Alors que son avenir demeurait
incertain malgré la belle saison du RC Lens, Pierre Sage, le coach
des Sang et Or, a tranché formellement ce dimanche.
Le RC Lens a réalisé l’une des plus belles saisons de son
histoire, vice-champion de France à six longueurs seulement de
l’ogre PSG et lauréat ce
vendredi de sa toute première Coupe de France, aux
dépens de l’OGC Nice en finale (3-1). Un exercice abouti qui doit
beaucoup à l’entraîneur des Sang et Or Pierre Sage.
S’il est sous contrat jusqu’en juin 2028, l’ancien technicien
lyonnais a tout de même laissé planer le doute ces jours-ci quant à
son avenir. « Il se passe des choses, confiait-il à
L’Equipe cette semaine. Il n’y a pas de raison que ça évolue,
après je vous avoue qu’il y a beaucoup de contacts… »

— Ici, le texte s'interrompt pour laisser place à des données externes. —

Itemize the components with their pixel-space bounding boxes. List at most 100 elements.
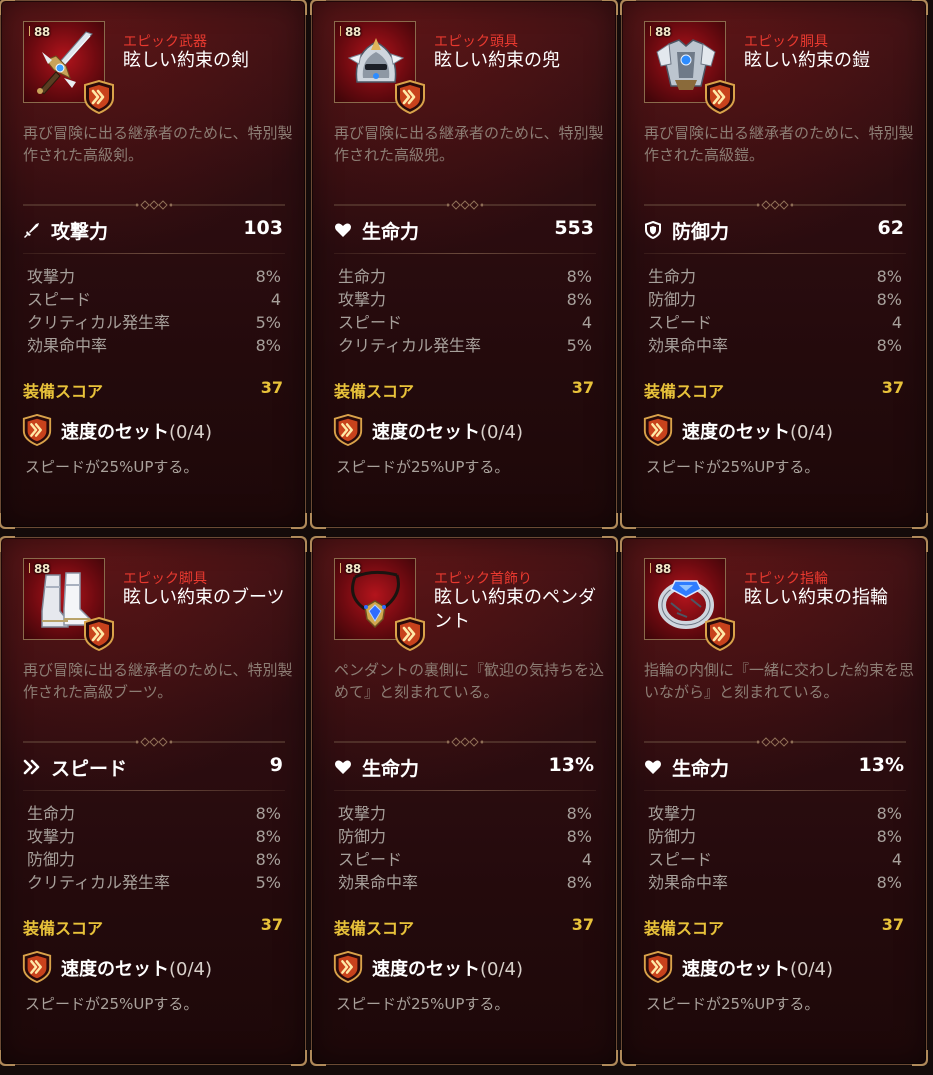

L’intéressé fraîchement désigné meilleur coach de Ligue 1 lors des
trophées UNFP ne manquant pas de courtisans il est vrai.

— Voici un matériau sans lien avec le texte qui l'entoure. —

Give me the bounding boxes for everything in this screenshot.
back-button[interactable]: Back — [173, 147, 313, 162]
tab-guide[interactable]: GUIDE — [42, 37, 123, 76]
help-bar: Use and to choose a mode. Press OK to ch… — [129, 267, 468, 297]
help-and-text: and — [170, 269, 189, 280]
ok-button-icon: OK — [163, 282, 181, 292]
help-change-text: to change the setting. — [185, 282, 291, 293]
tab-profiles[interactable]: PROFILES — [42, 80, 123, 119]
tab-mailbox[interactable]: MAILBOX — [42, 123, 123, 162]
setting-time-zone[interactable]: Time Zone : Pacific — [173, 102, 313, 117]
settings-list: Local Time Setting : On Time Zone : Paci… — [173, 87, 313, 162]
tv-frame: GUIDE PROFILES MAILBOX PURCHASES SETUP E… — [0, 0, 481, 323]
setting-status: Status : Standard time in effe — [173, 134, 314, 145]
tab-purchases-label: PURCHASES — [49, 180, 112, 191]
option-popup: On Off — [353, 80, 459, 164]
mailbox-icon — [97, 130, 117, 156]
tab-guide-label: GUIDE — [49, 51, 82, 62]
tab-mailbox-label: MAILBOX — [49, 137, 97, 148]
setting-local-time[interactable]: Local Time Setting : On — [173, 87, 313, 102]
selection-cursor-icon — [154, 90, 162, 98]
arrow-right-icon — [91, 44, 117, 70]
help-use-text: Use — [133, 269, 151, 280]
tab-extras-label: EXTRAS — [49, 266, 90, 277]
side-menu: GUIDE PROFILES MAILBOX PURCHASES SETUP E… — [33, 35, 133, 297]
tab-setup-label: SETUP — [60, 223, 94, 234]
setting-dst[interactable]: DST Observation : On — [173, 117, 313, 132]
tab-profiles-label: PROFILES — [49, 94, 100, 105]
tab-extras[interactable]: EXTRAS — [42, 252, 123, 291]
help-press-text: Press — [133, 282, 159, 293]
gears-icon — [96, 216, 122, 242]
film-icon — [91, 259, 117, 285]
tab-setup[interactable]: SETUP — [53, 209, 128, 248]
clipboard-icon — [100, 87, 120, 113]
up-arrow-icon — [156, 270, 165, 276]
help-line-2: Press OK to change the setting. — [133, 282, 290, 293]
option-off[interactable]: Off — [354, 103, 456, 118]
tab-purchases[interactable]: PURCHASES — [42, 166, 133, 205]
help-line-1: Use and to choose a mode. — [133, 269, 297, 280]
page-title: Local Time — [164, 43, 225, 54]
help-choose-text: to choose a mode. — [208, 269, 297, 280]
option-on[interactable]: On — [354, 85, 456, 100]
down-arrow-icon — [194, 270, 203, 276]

Naturellement, après une telle saison, Pierre Sage ne serait pas
contre une revalorisation salariale, lui qui émarge à 100 000 euros
brut mensuels environ. Mais le président-propriétaire du RC Lens
Joseph Oughourlian a déjà annoncé la couleur sur ce point: «
Pierre, comme n’importe quel joueur de Lens, est aujourd’hui
très convoité. Et ces gens savent qu’on ne fera pas de folies et
qu’on ne se mettra pas à payer des salaires qui ne correspondent
pas à ce qu’on s’est fixé au niveau du club. »
Non à l’OM, oui à Liverpool
Pour autant, la volonté artésienne est bel et bien de poursuivre
le projet actuel, avec Pierre Sage aux manettes. Un désir partagé
et confirmé ce dimanche sur le plateau de l’émission Téléfoot.
Questionné sur sa présence sur le banc lensois à l’amorce du
prochain championnat, le stratège de 47 ans a répondu par
l’affirmative, balayant d’un revers de main toute approche
éventuelle d’un concurrent comme l’OM.
Pierre Sage a par ailleurs acquiescé quant à l’aboutissement que
peut représenter pour lui l’écoute de l’hymne de la Ligue des
champions au stade Bollaert, l’antre des Sang et Or. Et d’avouer
tout de même rêver à un grand club en particulier: « Liverpool
bien sûr… » Mais pas dans l’immédiat.